Please, this service is just for people who don't know their way around the internet. The only market that this would attract are the kids that have to have it 'cause somebody in their class has it. Or those people that have to all things Mickey. Such a niche market with very little growth potential. Disney's management is a wreck and Microsoft rarely is succesfull with co-branding. BAH!
Both companies are struggling to find their place for the future...


----------



## Geronimo (Mar 23, 2002)

I never understood the appael of AOL or MSN. They do not seem easier to me and they are rather expensive.


----------



## James_F (Apr 23, 2002)

AOL/MSN appeals to the lowest common denominator of internet users. Newbies.... But why these people put up with SPAM and slow connections is beyond me...


----------



## gcutler (Mar 23, 2002)

Everyone I know who isn't a techie or dosen't have a cable modem seems to have AOL. Either because of word of mouth, or because of the CDs being everywhere people go for it. And those who are savy will switch away eventually. But for those who aren't internet savy, they picked AOL, it works for them, all their neighbors have it so they stick with it. Ignorance is Bliss


----------



## Bogy (Mar 23, 2002)

For a lot of people Internet=AOL. For them AOL is the "trusted brand name," even though I personally would not let AOL anywhere close to any of my computers.


----------



## SkiManiac (Nov 12, 2002)

Good point Bogy, the computer business is always BUY BUY BUY UPGRADE UPGRADE UPGRADE! That's just their way of selling I guess, I like to always be upgaded to the newest version of everything, but I've notived more software upgrades are actualy costing money, nothings free anymore. Welcome to the world. :lol:


----------



## Nick (Apr 23, 2002)

AOL is a success because...

...for an internet newbie, it's "take you by the hand and show you around" easy.

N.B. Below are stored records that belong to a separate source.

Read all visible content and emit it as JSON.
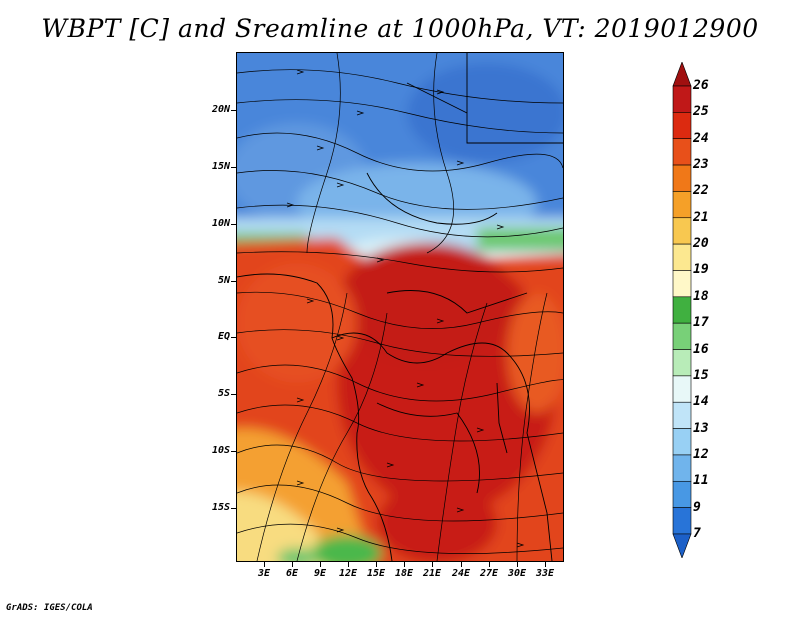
{
  "title": "WBPT [C] and Sreamline at 1000hPa, VT: 2019012900",
  "footer": "GrADS: IGES/COLA",
  "map": {
    "lat_labels": [
      "20N",
      "15N",
      "10N",
      "5N",
      "EQ",
      "5S",
      "10S",
      "15S"
    ],
    "lon_labels": [
      "3E",
      "6E",
      "9E",
      "12E",
      "15E",
      "18E",
      "21E",
      "24E",
      "27E",
      "30E",
      "33E"
    ],
    "lon_range": [
      0,
      35
    ],
    "lat_range": [
      -20,
      25
    ]
  },
  "colorbar": {
    "labels": [
      "26",
      "25",
      "24",
      "23",
      "22",
      "21",
      "20",
      "19",
      "18",
      "17",
      "16",
      "15",
      "14",
      "13",
      "12",
      "11",
      "9",
      "7"
    ],
    "colors": [
      "#a01010",
      "#c01818",
      "#dc2a10",
      "#e8501a",
      "#f07818",
      "#f5a028",
      "#f8c850",
      "#fce890",
      "#fff8c8",
      "#40b040",
      "#78d078",
      "#b8ecb8",
      "#e8f8f8",
      "#c0e4f8",
      "#98d0f4",
      "#70b4ec",
      "#4898e4",
      "#2874d8",
      "#1c60c8"
    ]
  },
  "colors": {
    "north_blue": "#4a86da",
    "light_blue": "#9cccf0",
    "green": "#6cc86c",
    "red_core": "#c81e14",
    "orange_red": "#e2441a",
    "yellow": "#f8dc80"
  }
}
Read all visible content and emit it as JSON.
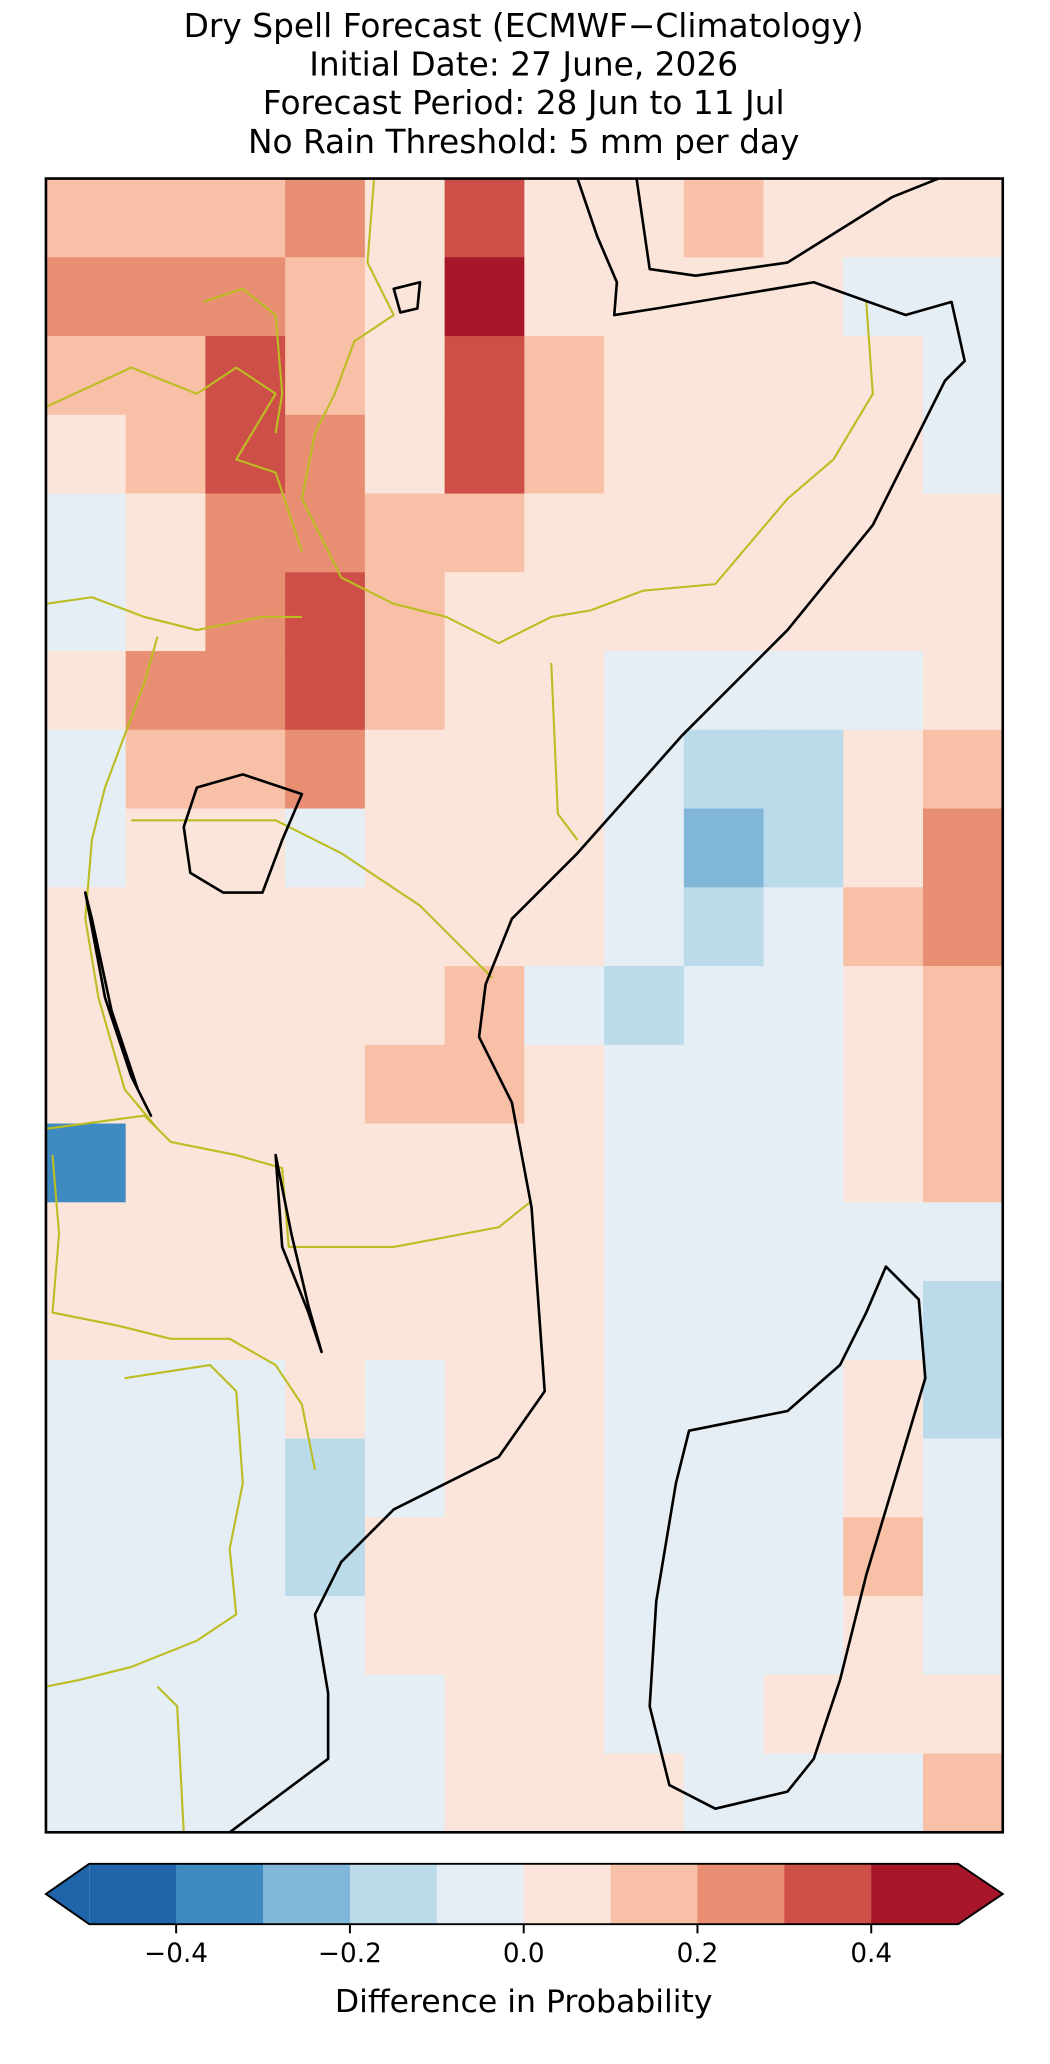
{
  "chart_data": {
    "type": "heatmap",
    "title": [
      "Dry Spell Forecast (ECMWF−Climatology)",
      "Initial Date: 27 June, 2026",
      "Forecast Period: 28 Jun to 11 Jul",
      "No Rain Threshold: 5 mm per day"
    ],
    "values": [
      [
        0.15,
        0.15,
        0.15,
        0.25,
        0.05,
        0.35,
        0.05,
        0.05,
        0.15,
        0.05,
        0.05,
        0.05
      ],
      [
        0.25,
        0.25,
        0.25,
        0.15,
        0.05,
        0.45,
        0.05,
        0.05,
        0.05,
        0.05,
        -0.05,
        -0.05
      ],
      [
        0.15,
        0.15,
        0.35,
        0.15,
        0.05,
        0.35,
        0.15,
        0.05,
        0.05,
        0.05,
        0.05,
        -0.05
      ],
      [
        0.05,
        0.15,
        0.35,
        0.25,
        0.05,
        0.35,
        0.15,
        0.05,
        0.05,
        0.05,
        0.05,
        -0.05
      ],
      [
        -0.05,
        0.05,
        0.25,
        0.25,
        0.15,
        0.15,
        0.05,
        0.05,
        0.05,
        0.05,
        0.05,
        0.05
      ],
      [
        -0.05,
        0.05,
        0.25,
        0.35,
        0.15,
        0.05,
        0.05,
        0.05,
        0.05,
        0.05,
        0.05,
        0.05
      ],
      [
        0.05,
        0.25,
        0.25,
        0.35,
        0.15,
        0.05,
        0.05,
        -0.05,
        -0.05,
        -0.05,
        -0.05,
        0.05
      ],
      [
        -0.05,
        0.15,
        0.15,
        0.25,
        0.05,
        0.05,
        0.05,
        -0.05,
        -0.15,
        -0.15,
        0.05,
        0.15
      ],
      [
        -0.05,
        0.05,
        0.05,
        -0.05,
        0.05,
        0.05,
        0.05,
        -0.05,
        -0.25,
        -0.15,
        0.05,
        0.25
      ],
      [
        0.05,
        0.05,
        0.05,
        0.05,
        0.05,
        0.05,
        0.05,
        -0.05,
        -0.15,
        -0.05,
        0.15,
        0.25
      ],
      [
        0.05,
        0.05,
        0.05,
        0.05,
        0.05,
        0.15,
        -0.05,
        -0.15,
        -0.05,
        -0.05,
        0.05,
        0.15
      ],
      [
        0.05,
        0.05,
        0.05,
        0.05,
        0.15,
        0.15,
        0.05,
        -0.05,
        -0.05,
        -0.05,
        0.05,
        0.15
      ],
      [
        -0.35,
        0.05,
        0.05,
        0.05,
        0.05,
        0.05,
        0.05,
        -0.05,
        -0.05,
        -0.05,
        0.05,
        0.15
      ],
      [
        0.05,
        0.05,
        0.05,
        0.05,
        0.05,
        0.05,
        0.05,
        -0.05,
        -0.05,
        -0.05,
        -0.05,
        -0.05
      ],
      [
        0.05,
        0.05,
        0.05,
        0.05,
        0.05,
        0.05,
        0.05,
        -0.05,
        -0.05,
        -0.05,
        -0.05,
        -0.15
      ],
      [
        -0.05,
        -0.05,
        -0.05,
        0.05,
        -0.05,
        0.05,
        0.05,
        -0.05,
        -0.05,
        -0.05,
        0.05,
        -0.15
      ],
      [
        -0.05,
        -0.05,
        -0.05,
        -0.15,
        -0.05,
        0.05,
        0.05,
        -0.05,
        -0.05,
        -0.05,
        0.05,
        -0.05
      ],
      [
        -0.05,
        -0.05,
        -0.05,
        -0.15,
        0.05,
        0.05,
        0.05,
        -0.05,
        -0.05,
        -0.05,
        0.15,
        -0.05
      ],
      [
        -0.05,
        -0.05,
        -0.05,
        -0.05,
        0.05,
        0.05,
        0.05,
        -0.05,
        -0.05,
        -0.05,
        0.05,
        -0.05
      ],
      [
        -0.05,
        -0.05,
        -0.05,
        -0.05,
        -0.05,
        0.05,
        0.05,
        -0.05,
        -0.05,
        0.05,
        0.05,
        0.05
      ],
      [
        -0.05,
        -0.05,
        -0.05,
        -0.05,
        -0.05,
        0.05,
        0.05,
        0.05,
        -0.05,
        -0.05,
        -0.05,
        0.15
      ]
    ],
    "colorbar": {
      "label": "Difference in Probability",
      "boundaries": [
        -0.5,
        -0.4,
        -0.3,
        -0.2,
        -0.1,
        0.0,
        0.1,
        0.2,
        0.3,
        0.4,
        0.5
      ],
      "colors": [
        "#2064aa",
        "#3f8bc1",
        "#80b7d9",
        "#bbdaea",
        "#e4eef4",
        "#fbe4da",
        "#f8c0a7",
        "#e88f73",
        "#cd4f47",
        "#a8162a"
      ],
      "extend": "both",
      "ticks": [
        {
          "value": -0.4,
          "label": "−0.4"
        },
        {
          "value": -0.2,
          "label": "−0.2"
        },
        {
          "value": 0.0,
          "label": "0.0"
        },
        {
          "value": 0.2,
          "label": "0.2"
        },
        {
          "value": 0.4,
          "label": "0.4"
        }
      ]
    }
  }
}
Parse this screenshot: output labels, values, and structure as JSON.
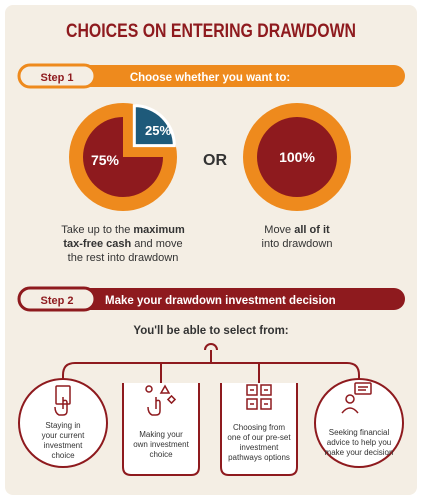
{
  "title": "CHOICES ON ENTERING DRAWDOWN",
  "colors": {
    "maroon": "#8e1a1e",
    "orange": "#ee8a1d",
    "blue": "#1e5a7a",
    "cream": "#f4eee4",
    "white": "#ffffff"
  },
  "step1": {
    "badge": "Step 1",
    "heading": "Choose whether you want to:",
    "option_a": {
      "pie_main_label": "75%",
      "pie_slice_label": "25%",
      "slice_fraction": 0.25,
      "text_line1_pre": "Take up to the ",
      "text_line1_bold": "maximum",
      "text_line2_bold": "tax-free cash",
      "text_line2_post": " and move",
      "text_line3": "the rest into drawdown"
    },
    "or_label": "OR",
    "option_b": {
      "circle_label": "100%",
      "text_line1_pre": "Move ",
      "text_line1_bold": "all of it",
      "text_line2": "into drawdown"
    }
  },
  "step2": {
    "badge": "Step 2",
    "heading": "Make your drawdown investment decision",
    "subheading": "You'll be able to select from:",
    "choices": [
      {
        "icon": "hand-tap-icon",
        "lines": [
          "Staying in",
          "your current",
          "investment",
          "choice"
        ]
      },
      {
        "icon": "hand-shapes-icon",
        "lines": [
          "Making your",
          "own investment",
          "choice"
        ]
      },
      {
        "icon": "grid-arrows-icon",
        "lines": [
          "Choosing from",
          "one of our pre-set",
          "investment",
          "pathways options"
        ]
      },
      {
        "icon": "person-chat-icon",
        "lines": [
          "Seeking financial",
          "advice to help you",
          "make your decision"
        ]
      }
    ]
  }
}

...AOL facilitated person-to-person comm with IM.

...they have sent out enough sign-up disks to cover the earth six times over. Recently, I received three disks in one day. "gracie-grouchy"

In '95 I got my first 80xxx PC and signed up with ImagiNation. Pretty cool, but didn't last. Remember playing checkers on-line and telling my friends about it. Installed AOL when they only had 1.5 million subs, v 1.1 or thereabouts Then, got tired of all the shutdown upgrades and kicked AOL to the curb. Went with MindSpring (sub # 29,001) which later became Earthlink.


----------